There were a number of setbacks the team had faced along the way in 2019. After taking home the crown over Team Empire in Montreal this time last year, the unstoppable force of Rainbow 6 globally had slowed down.
They had made roster changes for the first time since joining the organization in an attempt to kickstart their campaign. They brought in Aleksi ‘UUNO’ Tyopponen for Joonas ‘jNSzki’ Savolainen in June, before shuffling through Daniel ‘Goga’ Mazorra Romero, Pascal ‘Cryn’ Alouane, and Ferenc ‘SirBoss’ Meresz in a matter of weeks before the Six Invitational.
The lack of stability was the first time Pengu had ever felt threatened in his illustrious career, although it was a necessity to at least remain competitive at the top.
“We’ve always had a very stable core, and then from kicking Goga, picking up Cryn, kicking Cryn, picking up SirBoss in a matter of weeks,” he said. “I feel like it’s not ideal but it’s also one of the reasons behind why we did so well.
“We did better with SirBoss than we would have done with Cryn despite SirBoss being so new. It’s like our ‘honeymoon phase’ — things just work, everyone’s positive, everyone’s engaged, and it worked out for us.”
However, there was a seed of doubt in the back of his mind. After so much failure throughout the year, only making it to Montreal on a special concession, the pressure to live up to their lofty standards was immense.

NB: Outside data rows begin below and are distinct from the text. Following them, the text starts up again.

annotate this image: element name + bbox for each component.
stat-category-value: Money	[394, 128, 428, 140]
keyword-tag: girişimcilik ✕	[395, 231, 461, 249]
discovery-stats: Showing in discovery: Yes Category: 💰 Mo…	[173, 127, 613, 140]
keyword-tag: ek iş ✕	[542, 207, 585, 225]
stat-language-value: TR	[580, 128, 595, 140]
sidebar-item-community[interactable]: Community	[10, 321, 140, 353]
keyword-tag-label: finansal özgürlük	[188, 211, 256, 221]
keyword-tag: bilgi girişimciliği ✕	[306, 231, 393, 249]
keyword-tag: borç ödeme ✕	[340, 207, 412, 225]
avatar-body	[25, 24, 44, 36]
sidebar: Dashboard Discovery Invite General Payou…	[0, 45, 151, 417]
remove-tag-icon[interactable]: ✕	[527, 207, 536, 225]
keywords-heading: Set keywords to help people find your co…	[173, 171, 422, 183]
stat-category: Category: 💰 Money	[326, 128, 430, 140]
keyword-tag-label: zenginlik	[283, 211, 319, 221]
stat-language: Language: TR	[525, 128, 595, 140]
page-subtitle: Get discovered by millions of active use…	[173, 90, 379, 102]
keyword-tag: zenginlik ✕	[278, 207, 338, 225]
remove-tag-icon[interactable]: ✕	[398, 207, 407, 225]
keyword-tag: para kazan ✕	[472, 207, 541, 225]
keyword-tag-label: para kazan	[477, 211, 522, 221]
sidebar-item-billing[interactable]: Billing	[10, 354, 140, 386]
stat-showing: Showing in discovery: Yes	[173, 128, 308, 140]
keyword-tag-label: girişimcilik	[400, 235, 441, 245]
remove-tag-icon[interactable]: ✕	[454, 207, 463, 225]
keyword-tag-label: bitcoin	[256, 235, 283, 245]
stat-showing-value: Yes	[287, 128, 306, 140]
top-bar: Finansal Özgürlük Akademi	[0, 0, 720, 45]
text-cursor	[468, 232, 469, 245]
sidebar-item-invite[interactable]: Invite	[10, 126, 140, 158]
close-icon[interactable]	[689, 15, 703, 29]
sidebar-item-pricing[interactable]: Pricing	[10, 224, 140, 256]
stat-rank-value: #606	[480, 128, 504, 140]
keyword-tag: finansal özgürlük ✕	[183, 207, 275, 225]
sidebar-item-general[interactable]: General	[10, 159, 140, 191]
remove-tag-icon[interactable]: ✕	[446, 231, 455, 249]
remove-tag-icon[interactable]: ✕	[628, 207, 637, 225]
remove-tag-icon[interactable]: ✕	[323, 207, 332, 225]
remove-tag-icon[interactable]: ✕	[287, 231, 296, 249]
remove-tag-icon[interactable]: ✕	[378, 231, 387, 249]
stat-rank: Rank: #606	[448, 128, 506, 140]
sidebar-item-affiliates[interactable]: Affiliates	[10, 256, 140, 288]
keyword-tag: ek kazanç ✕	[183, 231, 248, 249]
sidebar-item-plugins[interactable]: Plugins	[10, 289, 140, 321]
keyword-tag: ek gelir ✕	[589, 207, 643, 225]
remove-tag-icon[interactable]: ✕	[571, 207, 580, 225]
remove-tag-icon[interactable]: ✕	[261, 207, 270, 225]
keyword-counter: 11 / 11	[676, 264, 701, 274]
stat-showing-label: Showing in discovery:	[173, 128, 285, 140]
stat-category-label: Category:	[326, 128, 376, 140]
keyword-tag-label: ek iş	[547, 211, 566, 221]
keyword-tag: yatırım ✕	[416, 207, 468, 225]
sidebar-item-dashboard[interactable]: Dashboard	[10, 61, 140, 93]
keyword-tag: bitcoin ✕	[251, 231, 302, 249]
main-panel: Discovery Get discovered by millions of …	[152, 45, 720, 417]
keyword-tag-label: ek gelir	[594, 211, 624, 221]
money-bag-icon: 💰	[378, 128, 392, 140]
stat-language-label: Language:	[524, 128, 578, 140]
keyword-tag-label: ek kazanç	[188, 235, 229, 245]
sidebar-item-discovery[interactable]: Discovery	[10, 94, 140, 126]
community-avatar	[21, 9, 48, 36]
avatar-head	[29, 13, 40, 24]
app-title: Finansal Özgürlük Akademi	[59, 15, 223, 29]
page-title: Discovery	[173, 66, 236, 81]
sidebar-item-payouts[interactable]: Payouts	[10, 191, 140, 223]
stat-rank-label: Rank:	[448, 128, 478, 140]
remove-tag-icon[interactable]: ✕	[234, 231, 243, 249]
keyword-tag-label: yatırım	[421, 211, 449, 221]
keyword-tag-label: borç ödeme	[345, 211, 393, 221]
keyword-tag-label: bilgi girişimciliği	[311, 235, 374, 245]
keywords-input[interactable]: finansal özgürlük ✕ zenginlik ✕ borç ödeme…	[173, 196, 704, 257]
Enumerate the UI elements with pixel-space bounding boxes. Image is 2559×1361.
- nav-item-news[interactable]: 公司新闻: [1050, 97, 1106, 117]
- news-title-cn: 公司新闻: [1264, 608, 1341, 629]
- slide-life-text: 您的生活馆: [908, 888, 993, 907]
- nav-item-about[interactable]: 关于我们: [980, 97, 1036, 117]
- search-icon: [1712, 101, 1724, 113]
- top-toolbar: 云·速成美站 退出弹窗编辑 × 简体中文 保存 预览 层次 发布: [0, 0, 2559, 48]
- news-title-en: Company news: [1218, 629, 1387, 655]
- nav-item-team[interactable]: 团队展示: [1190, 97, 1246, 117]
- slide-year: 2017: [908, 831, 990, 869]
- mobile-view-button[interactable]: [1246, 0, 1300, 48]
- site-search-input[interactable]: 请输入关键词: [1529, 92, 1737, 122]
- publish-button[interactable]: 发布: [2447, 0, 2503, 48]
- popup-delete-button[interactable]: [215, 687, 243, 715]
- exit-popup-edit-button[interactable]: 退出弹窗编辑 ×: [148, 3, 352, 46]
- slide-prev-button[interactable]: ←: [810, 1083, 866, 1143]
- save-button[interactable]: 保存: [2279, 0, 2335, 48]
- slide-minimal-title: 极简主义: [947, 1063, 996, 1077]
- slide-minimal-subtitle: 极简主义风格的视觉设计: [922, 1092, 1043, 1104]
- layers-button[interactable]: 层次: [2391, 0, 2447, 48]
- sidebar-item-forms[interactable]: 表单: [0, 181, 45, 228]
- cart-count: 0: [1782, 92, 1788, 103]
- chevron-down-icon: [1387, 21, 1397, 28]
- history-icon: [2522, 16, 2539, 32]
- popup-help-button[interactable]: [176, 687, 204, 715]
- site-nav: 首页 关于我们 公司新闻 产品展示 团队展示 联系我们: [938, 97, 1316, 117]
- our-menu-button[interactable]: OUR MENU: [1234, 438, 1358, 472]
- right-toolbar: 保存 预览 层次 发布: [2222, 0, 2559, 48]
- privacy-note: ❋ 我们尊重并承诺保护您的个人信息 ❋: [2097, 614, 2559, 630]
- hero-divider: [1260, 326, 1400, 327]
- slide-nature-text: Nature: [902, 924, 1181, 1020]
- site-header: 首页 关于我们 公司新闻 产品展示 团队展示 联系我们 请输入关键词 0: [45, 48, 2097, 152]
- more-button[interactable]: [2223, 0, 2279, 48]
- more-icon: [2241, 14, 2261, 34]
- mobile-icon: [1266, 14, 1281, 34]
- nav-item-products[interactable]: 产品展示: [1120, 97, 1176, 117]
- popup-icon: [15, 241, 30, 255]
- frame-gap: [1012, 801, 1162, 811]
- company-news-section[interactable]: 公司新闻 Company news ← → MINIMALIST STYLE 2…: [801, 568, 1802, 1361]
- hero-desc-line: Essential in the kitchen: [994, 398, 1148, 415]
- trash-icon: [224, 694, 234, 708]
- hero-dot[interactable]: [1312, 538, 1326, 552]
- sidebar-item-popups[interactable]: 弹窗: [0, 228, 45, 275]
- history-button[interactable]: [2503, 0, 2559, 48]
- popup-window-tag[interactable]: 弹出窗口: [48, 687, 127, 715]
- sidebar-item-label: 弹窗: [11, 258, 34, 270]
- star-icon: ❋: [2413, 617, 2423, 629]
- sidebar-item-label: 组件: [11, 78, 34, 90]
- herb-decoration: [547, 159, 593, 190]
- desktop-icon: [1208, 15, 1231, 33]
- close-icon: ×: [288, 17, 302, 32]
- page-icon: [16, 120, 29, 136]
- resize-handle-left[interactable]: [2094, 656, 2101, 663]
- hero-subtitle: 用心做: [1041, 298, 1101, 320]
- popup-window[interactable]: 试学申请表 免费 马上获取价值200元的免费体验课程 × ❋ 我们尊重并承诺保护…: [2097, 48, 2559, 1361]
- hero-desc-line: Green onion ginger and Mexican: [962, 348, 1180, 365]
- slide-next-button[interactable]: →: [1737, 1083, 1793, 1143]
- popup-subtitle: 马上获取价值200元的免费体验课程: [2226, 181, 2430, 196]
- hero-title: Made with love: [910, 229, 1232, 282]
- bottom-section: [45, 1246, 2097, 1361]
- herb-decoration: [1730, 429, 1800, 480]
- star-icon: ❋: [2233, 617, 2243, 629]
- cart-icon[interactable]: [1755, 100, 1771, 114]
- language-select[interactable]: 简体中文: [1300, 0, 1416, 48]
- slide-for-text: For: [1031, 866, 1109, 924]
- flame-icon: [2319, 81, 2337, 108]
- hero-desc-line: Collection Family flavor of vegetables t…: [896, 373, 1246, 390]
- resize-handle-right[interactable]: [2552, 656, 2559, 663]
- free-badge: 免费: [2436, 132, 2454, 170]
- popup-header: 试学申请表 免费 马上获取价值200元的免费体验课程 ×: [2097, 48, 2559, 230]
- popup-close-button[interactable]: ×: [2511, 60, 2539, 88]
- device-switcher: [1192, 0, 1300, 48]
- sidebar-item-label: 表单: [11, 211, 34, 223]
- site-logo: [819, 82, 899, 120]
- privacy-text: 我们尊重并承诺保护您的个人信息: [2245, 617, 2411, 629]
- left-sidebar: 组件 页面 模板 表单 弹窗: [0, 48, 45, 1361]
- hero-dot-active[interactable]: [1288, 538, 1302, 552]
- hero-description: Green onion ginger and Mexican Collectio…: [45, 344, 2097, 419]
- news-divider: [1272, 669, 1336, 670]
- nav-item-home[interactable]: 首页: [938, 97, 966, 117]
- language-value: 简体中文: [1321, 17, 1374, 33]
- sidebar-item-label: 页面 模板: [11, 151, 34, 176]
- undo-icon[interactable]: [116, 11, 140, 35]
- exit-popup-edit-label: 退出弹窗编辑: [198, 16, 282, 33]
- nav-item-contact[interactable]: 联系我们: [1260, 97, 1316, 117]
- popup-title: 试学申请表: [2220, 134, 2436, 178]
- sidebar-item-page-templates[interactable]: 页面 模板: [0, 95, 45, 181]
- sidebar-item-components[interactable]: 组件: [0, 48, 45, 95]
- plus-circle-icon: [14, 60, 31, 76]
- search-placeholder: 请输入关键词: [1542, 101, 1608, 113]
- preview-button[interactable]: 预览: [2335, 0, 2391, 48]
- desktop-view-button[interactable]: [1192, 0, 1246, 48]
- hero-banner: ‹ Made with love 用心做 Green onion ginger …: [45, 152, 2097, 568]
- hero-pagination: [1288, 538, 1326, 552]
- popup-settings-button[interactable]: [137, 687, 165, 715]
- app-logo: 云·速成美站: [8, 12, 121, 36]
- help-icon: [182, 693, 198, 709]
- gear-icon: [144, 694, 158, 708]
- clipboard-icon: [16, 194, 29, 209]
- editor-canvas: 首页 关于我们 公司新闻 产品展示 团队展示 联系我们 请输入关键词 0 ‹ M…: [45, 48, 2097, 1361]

“We had a fear of failure, not so much doubt but more like ‘oh no, we’ve done so good, but now we’ve gotta do it again and can we do it,'” he said. “It was very apparent in the first two games that we were very comfortable and confident, and when we came to Fnatic in the knockout stage we thought we had to step it up.
“That’s where the fear of failure kicked in. We lost against Fnatic and then we thought ‘okay, last shot’ against Ninjas in Pyjamas and we completely sh*t the bed.”
Pengu is optimistic, though. His skills are still up to par, and the team is already looking towards their next Six Invitational campaign come February 2021.
“We have a plan in motion. We have something that we want to execute on, and we are localizing to Berlin very soon to help us do that,” he said.
“It’s the first team house environment for all of us, and it’s scary. We are moving from Denmark, Sweden, Finland, England — to Berlin. Kanto, for example, has never lived by himself, so he’s scared sh*tless. Overall though, it’s going to be really good.”
Spacestation Gaming ended up taking home the grand prize at the Six Invitational, beating Ninjas in Pyjamas 3-2 in the grand final.